In search of new organizational forms
What can we expect, then, from the global wave of 2011?
We can reasonably look forward to the spread of popular and democratic organizations and cultures. We can’t know, yet, whether mainstream cultures and state structures will be as thoroughly transformed as in the decades that followed 1848. That era witnessed, in Europe, the first moves toward the welfare state. Will states and mainstream cultures similarly incorporate 2011’s sensibilities regarding nature, urban rights, and participatory democracy? This will certainly depend on the further spread of the global revolt, as today’s incumbent regimes and elites are much more reactionary when compared to those of mid-19th century Europe.
Hence, it might look unreasonable to talk, more ambitiously, of a second 1905. But the task is more urgent today: Capitalism is reaching its financial and natural limits. It is no longer sustainable. If alternatives are not produced and implemented, the earth is going to be destroyed under its weight. What the alternatives to capitalism could be is the topic of another discussion, and that discussion should also kick into top gear now. I focus here on another task: the making of the actors who can push for the implementation of these alternatives.

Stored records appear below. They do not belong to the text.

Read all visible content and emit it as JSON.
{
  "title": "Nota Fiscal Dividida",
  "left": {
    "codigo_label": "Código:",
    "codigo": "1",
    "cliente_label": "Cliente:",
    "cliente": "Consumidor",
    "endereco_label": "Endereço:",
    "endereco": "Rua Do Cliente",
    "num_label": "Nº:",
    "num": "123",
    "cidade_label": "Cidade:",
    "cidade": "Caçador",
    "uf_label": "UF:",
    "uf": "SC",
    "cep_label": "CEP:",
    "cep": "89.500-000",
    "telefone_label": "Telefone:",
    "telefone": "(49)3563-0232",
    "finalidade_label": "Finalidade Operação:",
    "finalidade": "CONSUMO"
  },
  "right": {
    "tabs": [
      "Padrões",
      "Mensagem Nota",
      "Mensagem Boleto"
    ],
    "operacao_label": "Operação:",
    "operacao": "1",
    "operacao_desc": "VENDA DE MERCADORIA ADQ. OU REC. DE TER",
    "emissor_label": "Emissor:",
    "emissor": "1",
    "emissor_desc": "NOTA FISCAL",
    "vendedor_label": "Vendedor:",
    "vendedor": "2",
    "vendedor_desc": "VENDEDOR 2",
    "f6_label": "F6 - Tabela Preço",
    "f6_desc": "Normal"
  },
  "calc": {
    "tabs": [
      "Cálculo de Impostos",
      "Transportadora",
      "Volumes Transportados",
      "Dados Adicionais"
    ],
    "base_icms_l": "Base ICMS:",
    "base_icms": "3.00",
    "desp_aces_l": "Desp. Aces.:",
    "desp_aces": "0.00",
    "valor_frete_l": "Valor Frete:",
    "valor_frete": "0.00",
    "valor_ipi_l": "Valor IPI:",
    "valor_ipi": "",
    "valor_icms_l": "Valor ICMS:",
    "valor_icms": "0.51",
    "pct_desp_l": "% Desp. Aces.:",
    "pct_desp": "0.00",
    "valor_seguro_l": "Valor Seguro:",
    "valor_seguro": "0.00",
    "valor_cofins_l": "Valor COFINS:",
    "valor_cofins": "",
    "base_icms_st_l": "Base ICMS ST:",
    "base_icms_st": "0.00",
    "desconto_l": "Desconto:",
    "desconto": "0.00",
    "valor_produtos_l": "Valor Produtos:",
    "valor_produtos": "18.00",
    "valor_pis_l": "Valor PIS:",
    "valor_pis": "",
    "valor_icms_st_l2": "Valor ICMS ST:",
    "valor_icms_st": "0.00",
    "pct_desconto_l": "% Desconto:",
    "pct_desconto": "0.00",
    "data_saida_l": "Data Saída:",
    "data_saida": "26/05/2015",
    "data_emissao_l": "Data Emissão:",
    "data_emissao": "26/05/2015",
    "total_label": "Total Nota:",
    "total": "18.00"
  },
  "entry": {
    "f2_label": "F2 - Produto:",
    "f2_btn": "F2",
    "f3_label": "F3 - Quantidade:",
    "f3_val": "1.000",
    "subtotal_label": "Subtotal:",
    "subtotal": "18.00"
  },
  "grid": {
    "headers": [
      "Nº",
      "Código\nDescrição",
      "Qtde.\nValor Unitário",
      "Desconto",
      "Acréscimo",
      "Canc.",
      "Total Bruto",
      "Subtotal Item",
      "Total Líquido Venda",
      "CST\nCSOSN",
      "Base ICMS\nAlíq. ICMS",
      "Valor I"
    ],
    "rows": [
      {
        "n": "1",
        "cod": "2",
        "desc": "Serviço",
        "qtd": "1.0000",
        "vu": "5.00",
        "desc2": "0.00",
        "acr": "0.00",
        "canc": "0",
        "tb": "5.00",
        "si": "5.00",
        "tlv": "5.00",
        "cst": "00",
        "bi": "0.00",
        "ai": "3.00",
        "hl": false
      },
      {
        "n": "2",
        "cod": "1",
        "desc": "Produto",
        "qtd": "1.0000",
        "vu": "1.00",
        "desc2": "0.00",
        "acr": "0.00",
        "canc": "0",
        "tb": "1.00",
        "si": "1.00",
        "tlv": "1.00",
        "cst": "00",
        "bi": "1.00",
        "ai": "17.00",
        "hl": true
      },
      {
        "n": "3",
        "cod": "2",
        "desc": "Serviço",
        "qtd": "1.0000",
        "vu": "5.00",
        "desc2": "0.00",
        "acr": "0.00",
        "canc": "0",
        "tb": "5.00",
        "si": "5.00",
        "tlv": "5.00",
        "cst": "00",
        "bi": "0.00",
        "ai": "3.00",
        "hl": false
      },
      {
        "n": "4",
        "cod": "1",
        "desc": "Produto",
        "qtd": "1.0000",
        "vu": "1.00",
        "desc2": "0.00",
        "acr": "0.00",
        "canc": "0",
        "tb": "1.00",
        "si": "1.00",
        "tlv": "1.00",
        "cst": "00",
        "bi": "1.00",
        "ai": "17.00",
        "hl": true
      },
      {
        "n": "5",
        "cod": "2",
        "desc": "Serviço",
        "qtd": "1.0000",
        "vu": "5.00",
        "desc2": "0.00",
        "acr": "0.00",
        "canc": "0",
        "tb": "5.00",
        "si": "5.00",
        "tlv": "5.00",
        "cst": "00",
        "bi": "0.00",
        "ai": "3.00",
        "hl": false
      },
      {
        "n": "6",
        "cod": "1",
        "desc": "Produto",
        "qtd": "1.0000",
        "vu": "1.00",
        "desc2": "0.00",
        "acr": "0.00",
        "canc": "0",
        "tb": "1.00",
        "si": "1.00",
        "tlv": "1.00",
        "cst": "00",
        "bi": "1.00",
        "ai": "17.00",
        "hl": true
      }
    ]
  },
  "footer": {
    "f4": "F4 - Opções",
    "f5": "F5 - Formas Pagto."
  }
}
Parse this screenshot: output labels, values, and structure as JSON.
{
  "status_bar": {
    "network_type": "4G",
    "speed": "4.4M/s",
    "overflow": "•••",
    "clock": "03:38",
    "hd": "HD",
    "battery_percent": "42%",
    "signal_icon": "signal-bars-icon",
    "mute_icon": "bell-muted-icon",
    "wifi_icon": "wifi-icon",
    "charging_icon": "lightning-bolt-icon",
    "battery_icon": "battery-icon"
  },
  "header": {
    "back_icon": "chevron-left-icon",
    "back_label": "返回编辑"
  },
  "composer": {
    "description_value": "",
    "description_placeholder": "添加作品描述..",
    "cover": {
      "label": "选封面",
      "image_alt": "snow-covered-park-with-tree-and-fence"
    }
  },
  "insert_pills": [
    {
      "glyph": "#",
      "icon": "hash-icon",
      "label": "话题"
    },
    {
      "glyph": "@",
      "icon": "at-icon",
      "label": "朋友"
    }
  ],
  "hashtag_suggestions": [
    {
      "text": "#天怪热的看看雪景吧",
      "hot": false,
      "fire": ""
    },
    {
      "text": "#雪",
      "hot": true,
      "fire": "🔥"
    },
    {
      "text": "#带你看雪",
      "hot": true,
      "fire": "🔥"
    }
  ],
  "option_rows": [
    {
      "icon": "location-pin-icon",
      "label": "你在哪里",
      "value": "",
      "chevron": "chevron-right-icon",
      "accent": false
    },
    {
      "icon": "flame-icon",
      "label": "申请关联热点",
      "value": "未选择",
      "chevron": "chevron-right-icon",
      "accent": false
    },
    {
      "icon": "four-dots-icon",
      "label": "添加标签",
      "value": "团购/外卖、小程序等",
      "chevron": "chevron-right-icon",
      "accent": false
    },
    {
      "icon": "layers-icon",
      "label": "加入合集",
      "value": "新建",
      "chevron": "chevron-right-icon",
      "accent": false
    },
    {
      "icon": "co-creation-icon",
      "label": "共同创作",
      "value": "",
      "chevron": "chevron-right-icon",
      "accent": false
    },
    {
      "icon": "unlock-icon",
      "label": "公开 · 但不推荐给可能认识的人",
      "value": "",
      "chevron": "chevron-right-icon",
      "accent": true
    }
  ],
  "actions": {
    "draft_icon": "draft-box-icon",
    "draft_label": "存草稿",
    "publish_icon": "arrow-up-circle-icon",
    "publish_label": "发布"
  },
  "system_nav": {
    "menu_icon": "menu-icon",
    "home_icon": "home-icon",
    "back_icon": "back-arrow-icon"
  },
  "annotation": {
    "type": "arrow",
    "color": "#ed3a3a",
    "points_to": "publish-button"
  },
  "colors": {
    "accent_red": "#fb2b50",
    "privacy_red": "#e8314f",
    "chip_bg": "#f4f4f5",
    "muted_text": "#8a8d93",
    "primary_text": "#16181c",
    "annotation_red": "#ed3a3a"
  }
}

What can we hope to achieve at this moment? Alongside the further spread of revolt, we can strive to create interregional links among activists and leaders; and recruit and nurture a body of activists from a generation that has engaged in politics for the first time. This recruitment and networking, though, would be historically relevant only if conducted with a strategic vision. Rather than eulogizing leaderless-ness, activists need to build flexible and democratic leadership structures. Leaderless revolt quickly dissipates or loses its direction. (If there was “no leadership” in Taksim today, as some activists claim, the square would quickly fall into the hands of the Kemalists; it is only through the — admittedly dispersed — leadership of various shades of the left that Kemalist hijacking is thwarted). Centralized leadership, we also know, robs people of their power.
A new form of leadership for a sustainable postcapitalist transformation requires an ability to learn from the grassroots, willingness to interact with popular energy, institutionalized checks and balances, and constant immersion in alternative institutions and co-education. Just like 1905 put its stamp on history through the consolidation of a new organizational form (the centralized revolutionary party), 2011 might create (or bring to attention) a new (more democratic, yet still efficient) form of revolutionary organization.
Only then can we begin to speak of a second 1905.
Cihan Tugal is a Associate Professor of Sociology at the University of California, Berkeley. He is the author of Passive Revolution: Absorbing the Islamic Challenge to Capitalism.